Tres ideas nos propone el Papa Juan Pablo para este segundo domingo de adviento:
- Conversión
En la liturgia de hoy, se repite muy frecuentemente la misma palabra invitando a concentrar sobre ella nuestra atención. Es “preparad”: “Preparad el camino del Señor, enderezad sus sendas... Y toda carne verá la salud de Dios” (Lc 3,4.6). La hemos escuchado hace poco en el Evangelio según San Lucas, y antes en el canto solemne del aleluya. La Iglesia toma hoy esta palabra de labios de Juan Bautista. Predicó de este modo cuando la palabra de Dios descendió sobre él en el desierto (cfr. Lc 3,2). Es la palabra de la conversión -en griego le corresponde “metanoia”-, por lo que va dirigida al hombre interior, al espíritu humano.
- Disponer el alma
Y de este modo es necesario comprender la palabra “preparad”. El lenguaje del Precursor de Cristo es metafórico. Habla de los caminos, de los senderos que es necesario “enderezar”, de los montes y collados que deben ser “allanados”, de los barrancos que es necesario “rellenar”, colmar para elevarlos a un nivel adecuadamente más alto; finalmente, habla de los lugares intransitables que deben ser allanados.

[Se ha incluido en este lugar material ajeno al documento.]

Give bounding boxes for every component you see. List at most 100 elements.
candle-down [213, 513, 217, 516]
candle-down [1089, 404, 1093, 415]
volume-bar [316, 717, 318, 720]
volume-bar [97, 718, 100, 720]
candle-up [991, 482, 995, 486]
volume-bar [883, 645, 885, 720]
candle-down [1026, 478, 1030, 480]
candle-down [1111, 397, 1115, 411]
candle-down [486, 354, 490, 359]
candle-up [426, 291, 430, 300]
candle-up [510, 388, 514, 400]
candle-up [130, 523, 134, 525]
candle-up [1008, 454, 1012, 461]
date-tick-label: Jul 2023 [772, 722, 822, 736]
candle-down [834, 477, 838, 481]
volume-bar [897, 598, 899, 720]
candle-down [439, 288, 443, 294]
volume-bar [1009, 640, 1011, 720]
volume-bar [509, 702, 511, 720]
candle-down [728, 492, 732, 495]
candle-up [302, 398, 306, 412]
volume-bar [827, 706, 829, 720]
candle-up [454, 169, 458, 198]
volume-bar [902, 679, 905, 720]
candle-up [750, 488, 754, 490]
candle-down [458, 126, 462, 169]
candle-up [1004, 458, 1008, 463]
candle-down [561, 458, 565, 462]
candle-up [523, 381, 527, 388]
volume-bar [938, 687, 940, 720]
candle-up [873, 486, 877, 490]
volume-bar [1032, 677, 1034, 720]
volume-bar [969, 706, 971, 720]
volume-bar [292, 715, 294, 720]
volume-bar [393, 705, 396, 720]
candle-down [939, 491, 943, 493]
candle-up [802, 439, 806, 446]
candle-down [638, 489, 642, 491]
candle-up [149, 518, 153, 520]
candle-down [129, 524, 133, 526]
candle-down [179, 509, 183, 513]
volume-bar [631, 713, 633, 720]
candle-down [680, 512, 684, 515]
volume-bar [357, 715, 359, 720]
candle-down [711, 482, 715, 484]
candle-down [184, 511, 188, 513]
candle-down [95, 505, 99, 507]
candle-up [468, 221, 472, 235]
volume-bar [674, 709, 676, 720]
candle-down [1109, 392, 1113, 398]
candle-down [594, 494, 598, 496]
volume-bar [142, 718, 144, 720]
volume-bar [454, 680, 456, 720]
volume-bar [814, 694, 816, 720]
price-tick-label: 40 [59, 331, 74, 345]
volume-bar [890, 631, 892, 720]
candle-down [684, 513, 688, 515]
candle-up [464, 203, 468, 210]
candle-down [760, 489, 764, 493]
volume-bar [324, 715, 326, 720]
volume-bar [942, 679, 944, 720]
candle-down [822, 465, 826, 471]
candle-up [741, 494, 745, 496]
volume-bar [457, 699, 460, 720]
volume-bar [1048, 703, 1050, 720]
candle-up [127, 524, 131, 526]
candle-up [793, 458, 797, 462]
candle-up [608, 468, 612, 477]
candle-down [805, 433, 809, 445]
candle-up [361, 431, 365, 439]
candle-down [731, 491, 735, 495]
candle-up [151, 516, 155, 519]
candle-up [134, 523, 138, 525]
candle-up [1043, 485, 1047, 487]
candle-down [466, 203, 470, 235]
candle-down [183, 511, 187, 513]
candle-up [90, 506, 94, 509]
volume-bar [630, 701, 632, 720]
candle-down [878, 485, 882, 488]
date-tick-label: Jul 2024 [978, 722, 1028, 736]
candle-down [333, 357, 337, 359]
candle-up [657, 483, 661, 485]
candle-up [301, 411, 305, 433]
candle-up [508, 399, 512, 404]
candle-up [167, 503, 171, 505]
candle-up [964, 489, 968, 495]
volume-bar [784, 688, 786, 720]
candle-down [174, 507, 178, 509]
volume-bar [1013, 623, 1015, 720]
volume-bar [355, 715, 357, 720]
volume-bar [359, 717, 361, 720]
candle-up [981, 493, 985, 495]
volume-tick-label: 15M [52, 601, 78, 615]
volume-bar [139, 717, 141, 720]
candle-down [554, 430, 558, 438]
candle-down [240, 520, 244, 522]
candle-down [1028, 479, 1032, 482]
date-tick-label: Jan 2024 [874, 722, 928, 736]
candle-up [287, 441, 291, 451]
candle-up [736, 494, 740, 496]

Se dice todo esto en metáfora, tal como si se tratase de preparar la acogida de un huésped especial al que se le debe facilitar el camino, para quien se debe hacer accesible el país, hacerlo atrayente, y digno de ser visitado. Esta metáfora espléndida de Juan expresa lo que es necesario hacer en el alma, en el corazón, en la conciencia, para hacerlos accesibles al Huésped Supremo: a Dios que debe venir en la noche de Navidad y debe llegar después constantemente al hombre, y por último llegar para cada uno al fin de la vida, y para todos al fin del mundo. Toda nuestra vida es una preparación de etapa en etapa, de día en día, de una tarea a otra.
- Vocación
Cuando la Iglesia, en esta liturgia del Adviento, nos repite la llamada de Juan Bautista pronunciada en el Jordán, quiere que todo este “prepararse” que constituye la trama de toda la vida, lo llenemos con el recuerdo de Dios. Porque, en fin de cuentas, nos preparamos para el encuentro con Él. Y toda nuestra vida sobre la tierra tiene su definitivo sentido y valor cuando nos preparamos siempre para ese encuentro constante y coherentemente. “Firmemente convencido de que, quien inició en vosotros la buena obra, la irá consumando hasta el Día de Cristo Jesús” (Fil 1,6). Esta “obra buena” comenzó ya en cada uno de nosotros en el momento de la concepción y al nacer hemos traído con nosotros al mundo nuestra humanidad y todos los “dones de la naturaleza”, que pertenecen a ella. Comenzó con el bautismo, cuando fuimos convertidos en hijos de Dios y herederos de su Reino. Es necesario desarrollar esta “obra buena” con constancia y confianza hasta el fin, “hasta el día de Cristo”. De este modo toda la vida se convierte en cooperación con la gracia y en maduración de esta plenitud que Dios mismo espera de nosotros.